The first attack is much like the Amazon example from above, but the second two are much more complicated. This leads to my only criticism: these attacks are not simple or easy. They require huge amounts of preparation, need very detailed knowledge of how the web application works, and are very fragile in the face of changes to the web application. This is not an attack that should concern the average user. (I would argue that the average user does not really need encryption in the first place.)

But despite these criticisms, I still owe this paper a debt of gratitude. I've knowing the formal security-definitions for encryption for years, and know perfectly well that none of them guarantee anything with regard to message length. I've even written an entire paper on the topic. But despite all this, I've still been walking around with the misconception

encryption = secrecy = encryption = secrecy = ...

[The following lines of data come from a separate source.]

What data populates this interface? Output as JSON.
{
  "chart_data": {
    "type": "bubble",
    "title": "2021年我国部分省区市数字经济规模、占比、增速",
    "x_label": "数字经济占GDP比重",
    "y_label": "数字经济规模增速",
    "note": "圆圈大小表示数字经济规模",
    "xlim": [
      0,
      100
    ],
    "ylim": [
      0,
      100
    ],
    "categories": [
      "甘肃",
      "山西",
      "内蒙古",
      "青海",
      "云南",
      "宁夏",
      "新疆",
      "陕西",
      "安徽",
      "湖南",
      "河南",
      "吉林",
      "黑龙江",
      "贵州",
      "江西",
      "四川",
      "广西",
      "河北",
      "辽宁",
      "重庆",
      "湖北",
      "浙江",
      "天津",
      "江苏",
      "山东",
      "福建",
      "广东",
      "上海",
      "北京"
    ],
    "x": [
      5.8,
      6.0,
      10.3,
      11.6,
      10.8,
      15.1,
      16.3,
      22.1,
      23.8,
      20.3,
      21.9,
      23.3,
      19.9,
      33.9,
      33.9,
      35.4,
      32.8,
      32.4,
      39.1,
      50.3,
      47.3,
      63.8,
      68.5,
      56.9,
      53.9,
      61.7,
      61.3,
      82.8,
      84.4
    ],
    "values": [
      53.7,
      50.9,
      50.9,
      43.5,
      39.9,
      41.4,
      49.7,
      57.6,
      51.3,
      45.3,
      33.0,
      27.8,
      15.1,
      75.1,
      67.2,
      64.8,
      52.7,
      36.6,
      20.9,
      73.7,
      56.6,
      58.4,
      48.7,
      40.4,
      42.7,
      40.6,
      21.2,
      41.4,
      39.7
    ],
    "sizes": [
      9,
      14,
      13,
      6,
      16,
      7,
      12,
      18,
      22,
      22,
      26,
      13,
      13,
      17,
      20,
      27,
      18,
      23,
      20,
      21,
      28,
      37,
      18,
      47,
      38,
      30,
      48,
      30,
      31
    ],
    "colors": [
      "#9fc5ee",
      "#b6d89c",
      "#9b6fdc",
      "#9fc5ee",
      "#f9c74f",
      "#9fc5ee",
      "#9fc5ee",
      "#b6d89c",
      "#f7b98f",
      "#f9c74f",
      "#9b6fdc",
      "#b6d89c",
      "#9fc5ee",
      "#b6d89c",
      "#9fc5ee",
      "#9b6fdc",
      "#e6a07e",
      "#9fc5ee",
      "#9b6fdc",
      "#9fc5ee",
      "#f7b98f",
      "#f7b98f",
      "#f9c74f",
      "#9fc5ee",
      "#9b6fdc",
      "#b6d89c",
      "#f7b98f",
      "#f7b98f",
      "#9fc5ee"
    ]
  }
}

  1. Though in many cases, the plaintext 'length' revealed by the ciphertext is actually approximate: rounded up to the next block-length multiple. So rounded up to the next multiple of 128 bits, for example, or the next multiple of 256 bits. 

  2. Actually, that's not entirely true. This web page also contains an invisible piece of Javascript that Google uses to do analytics for me. 

  3. The paper refuses to identify the specific sites they attacked.